В его голосе мне мерещится сожаление. Или печаль?.. Я не узнаю, а он не разъяснит. Не важно.
— Ни черта я не поняла, демон, именующий себя предначертанием.
— Поняла, но принять — боишься. И продолжаешь корить себя за бесконечное нытье, за приступы жалости к себе, за трогательную щенячью наивность и еще за тысячу смертных грехов, которых вроде бы исторически было поменьше, но все это — впустую. Зря, напрасно. Можешь дополнить синонимический ряд, если захочется.
Голос призрака, как ни странно, лишен уместных издевательских ноток, он напутствует, успокаивает, но яснее картина не становится.
— Посуди сама. Тебя выдернули из привычной жизни в мир будущего. Каждый шаг по этому миру шокировал тебя, но ты приняла его. Правда в том, что каждая новая боль увеличивала твою способность к переживанию и, что важнее, к сопереживанию.
— Иными словами, на мне ставили опыты? И кто был заказчиком экспериментов?

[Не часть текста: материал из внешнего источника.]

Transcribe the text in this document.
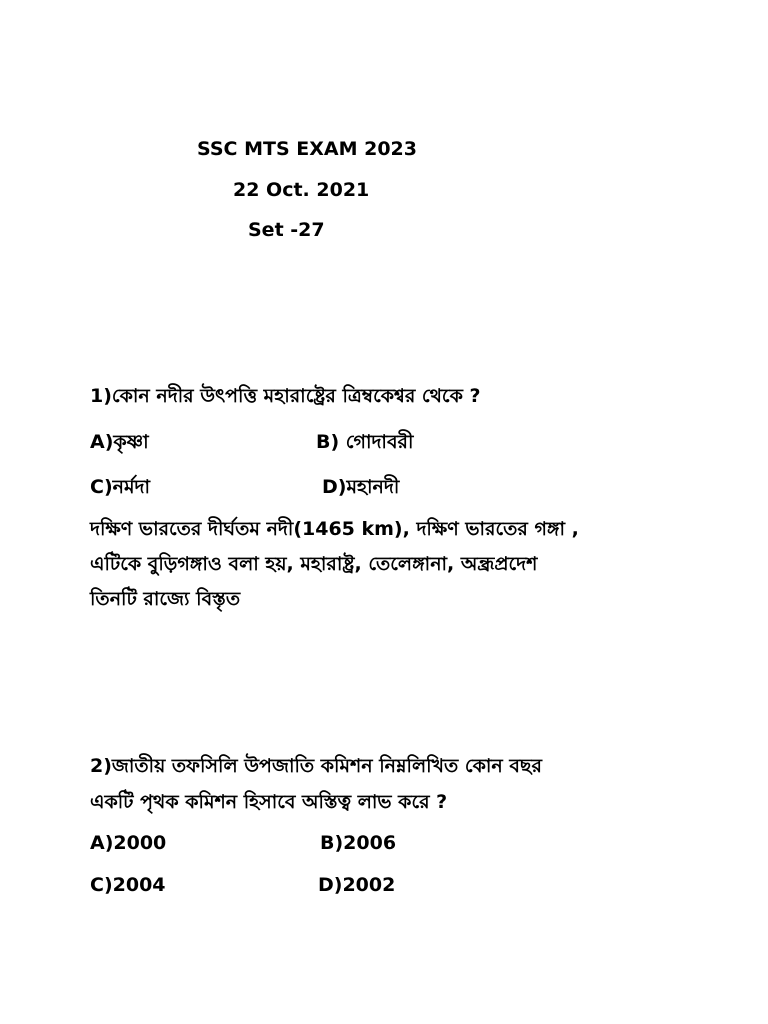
SSC MTS EXAM 2023
22 Oct. 2021
Set -27
1)কোন নদীর উৎপত্তি মহারাষ্ট্রের ত্রিম্বকেশ্বর থেকে ?
A)কৃষ্ণা	B) গোদাবরী
C)নর্মদা	D)মহানদী
দক্ষিণ ভারতের দীর্ঘতম নদী(1465 km), দক্ষিণ ভারতের গঙ্গা ,
এটিকে বুড়িগঙ্গাও বলা হয়, মহারাষ্ট্র, তেলেঙ্গানা, অন্ধ্রপ্রদেশ
তিনটি রাজ্যে বিস্তৃত
2)জাতীয় তফসিলি উপজাতি কমিশন নিম্নলিখিত কোন বছর
একটি পৃথক কমিশন হিসাবে অস্তিত্ব লাভ করে ?
A)2000	B)2006
C)2004	D)2002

Возмущению моему нет предела. Живо представляется кролик в клетке, с глазами, полными страха, и трепещущими ушами, которого изо дня в день искалывают препаратами — с самыми благими намерениями. Щенячья наивность, ага.
Готовлюсь выслушать череду сентенций на тему спасения мира и благ для всех живущих.
— Ты вправе возмущаться.
— Еще бы! — я щурюсь и почти что шиплю, как разъяренная кошка. Мою жизнь испоганили, а теперь заявляют, что я «зря корила себя за нытье»! Расцарапаю всем, кто под руку попадется, физиономии — благо ногти почти отросли, пусть не и длинные, зато острые, просто сказка!
— Если впоследствии тебе станет легче, можешь на меня покричать. Одним из, как ты выразилась, заказчиков, был непосредственно я. И я же давал указания для скорейшего становления тебя на пути Дочери Боли.
Муть схлынула, и проступило дно…
— Брендон. Он был здесь, — на место злости приходит безучастность.